John Lewis had typed a brief acceptance letter in reply to Turner’s invitation, and then he turned the paper over and wrote a personal note on the back about the speech he had presented in 1963 at the March on Washington. He included with the letter a recent photograph of himself. Lewis was introduced in Iowa City as the former director of the Voter Education Project in Georgia and the associate director for domestic operations at ACTION, a volunteer service in Washington, D. C., within the Office of Public Affairs. In 1963, Lewis was also chairman of the Student Nonviolent Coordinating Committee (SNCC), an organization you can learn more about through the papers of Eric Morton. Darwin Turner said of Lewis– along with James Farmer, Larry Neal, Ed Bullins, and James Turner who were also there to speak–helped shape the culture of the era.
Another of the 19 speakers at the 1978 institute was Jibreel Khazan, born Ezell Blair, Jr. In his lecturer application, Khazan submitted a Bowsprit newspaper article that relates his experience as one of the Greensboro Four. On February 1, 1960, Blair (as he was known then), along with fellow Black college students Joseph McNeil, David Richmond and Franklin McCain, seated themselves at the Woolworth’s lunch counter in Greensboro, North Carolina, and asked to be served. They told the waitress they preferred to sit after she directed them to the standing counter Woolworth’s had designated for Black patrons. She called a nearby police officer, who did not act, so the store closed early after the students had been sitting for about 15 or 20 minutes. These four students stated they felt different when they walked out of Woolworth’s. The following day, 24 Black students joined them at the lunch counter and the waitress just let them sit there. On the third day, the New York Times reported that the students would continue the sit-in until they were served, prompting sympathetic white students to join the hundreds of Black students. On the fourth day, the Ku Klux Klan arrived. As things became threatening, Black football players protected the students. Another store with a lunch counter, S. H. Kress, was also experiencing sit-ins. On the sixth day, the 3,500-student body voted to continue the sit-ins, followed by the arrival of thousands of demonstrators from area schools. Woolworth’s closed after receiving bomb threats. The next week, Greensboro students halted the sit-in during negotiations. However, sit-ins spread to other towns that week and the next. By the end of that February, Montgomery, Birmingham and Tuskegee were experiencing sit-ins. North Carolina, Virginia, Florida, South Carolina and Tennessee, as well. In May, Blair was arrested, charged with trespassing and fined. Finally, on July 25, Woolworth’s and Kress provided access to everyone at their lunch counters.

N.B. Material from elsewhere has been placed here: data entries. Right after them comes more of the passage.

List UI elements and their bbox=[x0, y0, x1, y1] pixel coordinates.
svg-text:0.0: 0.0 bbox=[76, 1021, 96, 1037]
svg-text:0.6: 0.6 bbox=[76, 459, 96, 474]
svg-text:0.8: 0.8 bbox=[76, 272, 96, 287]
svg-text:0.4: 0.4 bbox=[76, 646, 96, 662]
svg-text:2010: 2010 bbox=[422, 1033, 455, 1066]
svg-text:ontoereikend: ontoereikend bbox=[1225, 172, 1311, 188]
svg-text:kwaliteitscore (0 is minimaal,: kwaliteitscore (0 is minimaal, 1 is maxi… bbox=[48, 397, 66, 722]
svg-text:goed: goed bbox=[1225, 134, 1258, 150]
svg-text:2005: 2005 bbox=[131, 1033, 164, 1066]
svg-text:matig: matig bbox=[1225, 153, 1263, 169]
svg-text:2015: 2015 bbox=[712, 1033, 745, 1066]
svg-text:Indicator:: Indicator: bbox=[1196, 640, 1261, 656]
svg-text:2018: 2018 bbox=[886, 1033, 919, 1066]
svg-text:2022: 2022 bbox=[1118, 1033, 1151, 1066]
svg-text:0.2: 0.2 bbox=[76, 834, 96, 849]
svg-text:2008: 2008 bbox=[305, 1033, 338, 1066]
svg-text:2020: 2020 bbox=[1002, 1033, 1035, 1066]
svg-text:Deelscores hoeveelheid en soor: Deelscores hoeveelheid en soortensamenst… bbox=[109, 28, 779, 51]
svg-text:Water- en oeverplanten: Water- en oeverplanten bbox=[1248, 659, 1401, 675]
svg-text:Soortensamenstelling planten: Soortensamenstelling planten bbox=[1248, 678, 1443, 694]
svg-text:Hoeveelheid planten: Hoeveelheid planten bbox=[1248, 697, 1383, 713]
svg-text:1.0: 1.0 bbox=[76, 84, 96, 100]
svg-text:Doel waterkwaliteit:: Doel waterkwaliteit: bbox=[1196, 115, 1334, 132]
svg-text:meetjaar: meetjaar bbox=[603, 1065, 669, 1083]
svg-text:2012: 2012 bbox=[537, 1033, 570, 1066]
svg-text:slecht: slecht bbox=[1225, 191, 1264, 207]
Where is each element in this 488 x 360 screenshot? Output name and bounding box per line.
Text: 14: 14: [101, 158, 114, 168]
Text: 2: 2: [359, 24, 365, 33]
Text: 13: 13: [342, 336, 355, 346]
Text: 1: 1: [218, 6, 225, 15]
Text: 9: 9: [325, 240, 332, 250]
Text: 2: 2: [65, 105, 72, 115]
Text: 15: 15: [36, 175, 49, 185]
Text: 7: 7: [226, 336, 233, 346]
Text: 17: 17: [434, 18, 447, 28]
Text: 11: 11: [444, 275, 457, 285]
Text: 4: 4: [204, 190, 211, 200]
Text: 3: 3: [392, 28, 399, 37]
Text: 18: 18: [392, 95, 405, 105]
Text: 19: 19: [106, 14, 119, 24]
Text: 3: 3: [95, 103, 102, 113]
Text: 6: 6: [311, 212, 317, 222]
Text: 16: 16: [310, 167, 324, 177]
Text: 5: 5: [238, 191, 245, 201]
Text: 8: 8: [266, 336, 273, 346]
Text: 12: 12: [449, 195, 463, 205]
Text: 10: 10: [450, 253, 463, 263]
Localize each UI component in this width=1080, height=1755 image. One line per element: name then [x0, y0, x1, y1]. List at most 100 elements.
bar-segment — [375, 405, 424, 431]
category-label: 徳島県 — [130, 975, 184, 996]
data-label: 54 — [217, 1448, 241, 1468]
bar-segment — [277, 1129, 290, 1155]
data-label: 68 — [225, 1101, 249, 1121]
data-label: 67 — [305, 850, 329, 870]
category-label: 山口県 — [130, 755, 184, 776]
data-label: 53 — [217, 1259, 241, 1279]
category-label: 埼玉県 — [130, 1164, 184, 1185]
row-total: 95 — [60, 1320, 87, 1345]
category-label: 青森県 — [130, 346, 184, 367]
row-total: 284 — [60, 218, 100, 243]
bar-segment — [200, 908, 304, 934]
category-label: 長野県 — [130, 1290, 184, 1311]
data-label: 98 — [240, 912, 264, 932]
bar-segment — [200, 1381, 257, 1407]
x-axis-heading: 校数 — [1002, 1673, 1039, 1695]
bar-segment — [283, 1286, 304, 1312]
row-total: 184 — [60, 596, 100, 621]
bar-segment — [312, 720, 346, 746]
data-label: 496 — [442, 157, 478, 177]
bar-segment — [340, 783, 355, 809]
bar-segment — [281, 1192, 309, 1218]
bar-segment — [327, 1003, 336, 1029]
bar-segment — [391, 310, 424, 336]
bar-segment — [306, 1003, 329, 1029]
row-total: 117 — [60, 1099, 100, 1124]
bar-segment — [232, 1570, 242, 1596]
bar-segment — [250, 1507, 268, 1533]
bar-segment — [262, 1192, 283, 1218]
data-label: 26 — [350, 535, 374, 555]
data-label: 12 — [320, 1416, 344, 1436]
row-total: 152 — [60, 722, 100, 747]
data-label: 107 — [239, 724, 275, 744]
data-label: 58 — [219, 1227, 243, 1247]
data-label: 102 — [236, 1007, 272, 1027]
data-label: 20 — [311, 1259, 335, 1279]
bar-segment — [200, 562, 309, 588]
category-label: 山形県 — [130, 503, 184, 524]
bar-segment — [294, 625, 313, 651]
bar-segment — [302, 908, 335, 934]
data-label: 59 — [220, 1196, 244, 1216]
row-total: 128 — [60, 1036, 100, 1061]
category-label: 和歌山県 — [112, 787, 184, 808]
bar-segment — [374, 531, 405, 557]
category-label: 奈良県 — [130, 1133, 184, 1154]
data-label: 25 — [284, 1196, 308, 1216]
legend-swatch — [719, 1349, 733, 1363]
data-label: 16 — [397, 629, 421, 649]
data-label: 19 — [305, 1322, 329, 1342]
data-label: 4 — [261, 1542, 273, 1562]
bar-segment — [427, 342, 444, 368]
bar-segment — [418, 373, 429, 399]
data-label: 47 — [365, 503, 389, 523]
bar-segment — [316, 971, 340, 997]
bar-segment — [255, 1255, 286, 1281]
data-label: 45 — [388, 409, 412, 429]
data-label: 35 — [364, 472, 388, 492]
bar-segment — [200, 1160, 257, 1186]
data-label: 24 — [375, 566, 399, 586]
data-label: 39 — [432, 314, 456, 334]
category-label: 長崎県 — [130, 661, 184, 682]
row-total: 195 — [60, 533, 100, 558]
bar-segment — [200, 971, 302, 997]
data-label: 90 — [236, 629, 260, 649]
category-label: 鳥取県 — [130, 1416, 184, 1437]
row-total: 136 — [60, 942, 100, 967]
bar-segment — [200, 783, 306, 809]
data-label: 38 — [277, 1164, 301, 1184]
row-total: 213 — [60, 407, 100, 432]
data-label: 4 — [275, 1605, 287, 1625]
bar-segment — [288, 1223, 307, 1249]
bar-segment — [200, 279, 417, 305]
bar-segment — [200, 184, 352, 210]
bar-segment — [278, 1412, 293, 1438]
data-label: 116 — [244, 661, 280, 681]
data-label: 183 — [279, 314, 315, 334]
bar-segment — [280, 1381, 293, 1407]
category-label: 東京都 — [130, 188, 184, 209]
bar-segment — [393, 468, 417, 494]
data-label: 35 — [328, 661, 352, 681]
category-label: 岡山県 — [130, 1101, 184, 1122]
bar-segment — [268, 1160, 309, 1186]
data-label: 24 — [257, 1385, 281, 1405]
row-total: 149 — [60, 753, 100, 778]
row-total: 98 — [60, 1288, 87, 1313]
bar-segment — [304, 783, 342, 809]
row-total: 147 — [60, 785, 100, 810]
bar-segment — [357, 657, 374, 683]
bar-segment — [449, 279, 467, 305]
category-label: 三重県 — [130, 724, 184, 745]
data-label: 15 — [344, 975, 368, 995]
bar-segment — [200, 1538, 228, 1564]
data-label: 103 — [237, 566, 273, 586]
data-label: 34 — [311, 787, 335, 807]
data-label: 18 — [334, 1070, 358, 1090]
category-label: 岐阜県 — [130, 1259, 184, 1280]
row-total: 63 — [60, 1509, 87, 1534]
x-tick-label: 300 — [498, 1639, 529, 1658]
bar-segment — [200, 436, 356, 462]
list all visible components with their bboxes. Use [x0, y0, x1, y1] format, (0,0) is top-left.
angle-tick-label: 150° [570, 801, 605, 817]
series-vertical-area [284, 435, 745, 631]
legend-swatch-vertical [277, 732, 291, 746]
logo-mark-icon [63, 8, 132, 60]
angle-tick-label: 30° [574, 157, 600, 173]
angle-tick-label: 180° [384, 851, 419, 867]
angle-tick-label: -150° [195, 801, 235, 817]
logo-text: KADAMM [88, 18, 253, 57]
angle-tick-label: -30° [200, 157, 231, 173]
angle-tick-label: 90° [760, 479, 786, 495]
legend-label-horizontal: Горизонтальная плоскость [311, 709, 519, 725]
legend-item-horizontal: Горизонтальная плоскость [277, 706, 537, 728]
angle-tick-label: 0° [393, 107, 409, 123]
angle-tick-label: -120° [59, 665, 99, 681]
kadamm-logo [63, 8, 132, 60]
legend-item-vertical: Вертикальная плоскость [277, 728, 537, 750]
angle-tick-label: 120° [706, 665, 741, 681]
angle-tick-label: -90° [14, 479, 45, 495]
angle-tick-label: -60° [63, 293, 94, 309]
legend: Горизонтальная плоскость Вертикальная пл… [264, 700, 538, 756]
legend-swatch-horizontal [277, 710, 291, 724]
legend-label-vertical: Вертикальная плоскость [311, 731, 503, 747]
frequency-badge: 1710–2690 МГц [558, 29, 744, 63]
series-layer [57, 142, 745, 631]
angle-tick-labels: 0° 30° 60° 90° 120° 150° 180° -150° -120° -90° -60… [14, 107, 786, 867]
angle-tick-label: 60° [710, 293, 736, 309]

Following the death of Representative Lewis on July 17, 2020, a push to update the Voting Rights Act of 1965 has been renewed. In December, Senator Patrick Leahy’s website explained “the John Lewis Voting Rights Advancement Act establishes a targeted process for reviewing voting changes in jurisdictions nationwide, focused on measures that have historically been used to discriminate against voters.” His legacy also lives in the work of the new senators coming to Washington D.C. After winning the election, Raphael Warnock tweeted “John Lewis was a mentor, friend and parishioner. I’m honored to fight alongside my brother [John Ossoff] to carry on his legacy.”
*Jibreel Khazan’s presentation, “The Advent of Divine Justice: Attitudes for Freedom,” was filmed, and will be placed in the Iowa Digital Library.